Days before opening for Harry Styles at Wembley Stadium, Shania Twain filled a 200-capacity pub with country classics, a new single, and stories from her bar-playing youth.
Shania Twain’s Saturday night set at the Shacklewell Arms wasn’t a warm-up. It was a deliberate reversal. Next week, the Ontario singer opens twelve nights at Wembley Stadium as support on Harry Styles’ tour. But first, she walked onto a small stage in Dalston in a black mesh bodysuit and boots, greeted a sold-out crowd of 200, and told them, “Welcome to my very first time in a small bar… not ever! But since I was a child.”
The hour-and-fifteen-minute show traced an arc from that childhood to the present. Twain, backed by her five-piece band, framed her career as starting in bars long before her Nashville deal arrived in her late twenties.

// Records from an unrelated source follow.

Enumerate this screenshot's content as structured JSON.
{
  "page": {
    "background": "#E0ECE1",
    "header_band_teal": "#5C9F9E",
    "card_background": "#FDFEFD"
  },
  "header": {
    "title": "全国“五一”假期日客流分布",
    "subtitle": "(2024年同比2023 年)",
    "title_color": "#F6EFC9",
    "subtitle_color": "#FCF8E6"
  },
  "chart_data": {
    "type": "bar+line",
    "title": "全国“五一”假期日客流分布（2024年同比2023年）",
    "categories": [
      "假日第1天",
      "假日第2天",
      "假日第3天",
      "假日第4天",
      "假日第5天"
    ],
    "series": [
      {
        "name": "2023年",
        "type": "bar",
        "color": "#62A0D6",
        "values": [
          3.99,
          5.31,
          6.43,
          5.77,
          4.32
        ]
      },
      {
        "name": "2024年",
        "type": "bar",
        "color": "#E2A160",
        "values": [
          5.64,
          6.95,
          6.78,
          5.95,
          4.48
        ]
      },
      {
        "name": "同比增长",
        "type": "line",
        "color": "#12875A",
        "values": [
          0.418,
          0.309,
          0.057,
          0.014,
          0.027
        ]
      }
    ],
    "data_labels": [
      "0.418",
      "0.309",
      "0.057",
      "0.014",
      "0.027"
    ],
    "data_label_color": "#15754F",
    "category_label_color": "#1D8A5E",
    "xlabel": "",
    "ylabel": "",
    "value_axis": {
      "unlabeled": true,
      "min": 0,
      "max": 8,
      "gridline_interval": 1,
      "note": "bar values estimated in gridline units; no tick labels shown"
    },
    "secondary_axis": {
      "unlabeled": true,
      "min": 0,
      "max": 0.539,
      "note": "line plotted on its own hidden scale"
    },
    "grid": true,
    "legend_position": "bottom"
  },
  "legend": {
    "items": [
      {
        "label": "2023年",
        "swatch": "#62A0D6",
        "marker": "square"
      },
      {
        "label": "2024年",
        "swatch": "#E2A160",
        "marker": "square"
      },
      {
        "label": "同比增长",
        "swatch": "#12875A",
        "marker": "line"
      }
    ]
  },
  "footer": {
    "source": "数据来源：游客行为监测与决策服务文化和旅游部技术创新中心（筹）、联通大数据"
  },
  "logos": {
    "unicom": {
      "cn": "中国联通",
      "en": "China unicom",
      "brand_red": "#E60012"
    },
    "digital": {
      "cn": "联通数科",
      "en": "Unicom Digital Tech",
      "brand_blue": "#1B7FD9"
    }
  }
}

She aired her new single, “Dirty Rosie,” from the forthcoming album Little Miss Twain (due July 24), then moved into decades-old material. “Any Man of Mine,” she noted, “has a bit of attitude.” Three songs from 1997’s Come On Over followed—the title track, an acoustic “Still the One” led like a choir rehearsal, and a muscular “That Don’t Impress Me Much.”
Twain handed decisions to the crowd later, pulling acapella phrases from shouted requests: “When,” “God Bless the Child,” “From This Moment On.” Though she once swore she’d never sing a cover after signing her contract, she broke that rule twice, calling Kenny Rogers’ “The Gambler” a tribute to “one of my Gods” and closing with “Cotton Eyed Joe.” She left them with a clear-eyed summary: “It took 52 years to get from Ontario to the UK, and I am just so happy to be here and be reliving some of my youth with all of you.”